We’ll take a few minutes at the start of class to review all the content we’ve covered since the start of the semester. Since August 26, we have been busy…
- editing the work of peers
- summarizing assigned readings and other texts of our choosing
- composing responses to assigned readings, including each other’s work
- conducting research using library databases and learning about APA citation
- continuing that research with internet sources
- learning to evaluate both types of sources as reliable and/or relevant
- annotating (alone and with others) independent readings
- posing different kinds of questions and defining our own purposes as readers
- discussing readings, activities, and our own writing in the context of our experiences
- drafting and sharing exploratory writing verbally, in the chat, and on the course blog
- completing both informal and formal staged writing tasks
There is, of course, a lot of semester left. This first Module prepared us to choose a book for Module 3’s book groups. Module 4 is reflecting on our progress on many of the above skills and concepts.
So what is Module 2 about?
To borrow the phrase from Rebecca Renner, a journalist whose work we’ll read today: “How to start a book club that doesn’t suck.”
The essays you’ll write will draw on another wide swatch of experience and sources to imagine the kind of experience you want in Module 3. As a class, we’ll read open internet sources and peer-reviewed social science articles about the social phenomenon of reading with other people. What makes it work? How does it change when it happens at school? And what (yes) expectations do you bring to this experiment from your own history as a reader, writer, and student?
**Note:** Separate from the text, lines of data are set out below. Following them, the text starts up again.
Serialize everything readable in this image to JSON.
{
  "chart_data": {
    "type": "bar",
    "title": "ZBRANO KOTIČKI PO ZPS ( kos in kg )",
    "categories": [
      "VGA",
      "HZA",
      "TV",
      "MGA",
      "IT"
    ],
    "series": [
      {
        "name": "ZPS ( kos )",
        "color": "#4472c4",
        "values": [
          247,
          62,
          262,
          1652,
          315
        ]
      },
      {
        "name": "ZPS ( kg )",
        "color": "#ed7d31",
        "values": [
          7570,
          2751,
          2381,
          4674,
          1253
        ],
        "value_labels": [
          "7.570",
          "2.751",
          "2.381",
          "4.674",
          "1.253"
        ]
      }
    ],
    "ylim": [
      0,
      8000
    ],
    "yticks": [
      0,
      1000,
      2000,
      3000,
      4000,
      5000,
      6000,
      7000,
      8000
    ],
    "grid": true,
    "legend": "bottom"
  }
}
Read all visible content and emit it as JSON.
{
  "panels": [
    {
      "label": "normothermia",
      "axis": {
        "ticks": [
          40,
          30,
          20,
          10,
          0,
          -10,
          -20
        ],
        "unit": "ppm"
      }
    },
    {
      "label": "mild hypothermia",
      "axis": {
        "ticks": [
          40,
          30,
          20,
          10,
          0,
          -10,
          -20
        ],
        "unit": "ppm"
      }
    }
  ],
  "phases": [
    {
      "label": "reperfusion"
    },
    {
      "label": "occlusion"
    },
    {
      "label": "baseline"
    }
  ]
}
These are starter questions; we’ll refine them as a group next Tuesday, October 5.
The turnaround for this essay is going to be quite a bit faster: a draft will be due October 12, and the graded revision will be due October 19.
You can write a traditional essay, or you can use a different form: collaborative writing, a powerpoint presentation, a video of a reasonable length, multimodal writing, a story map or some other kind of digital project. Again, more on that this coming Tuesday.
Today, we’ll start class with a freewrite about reading alone and with others. You’ll expand this, eventually, to a blog post. Here’s the prompt — broad, with lots of questions, designed to keep you writing. Go where it takes you and use all 10 mins:
Prompt: What do you enjoy about reading on your own? What’s hard? Is anything different when you read for school? What drives you to share something you’ve read with another person? What was the last thing you read and shared (verbally or otherwise)? What else comes to mind when you think of reading? Of reading for school? Of reading in groups?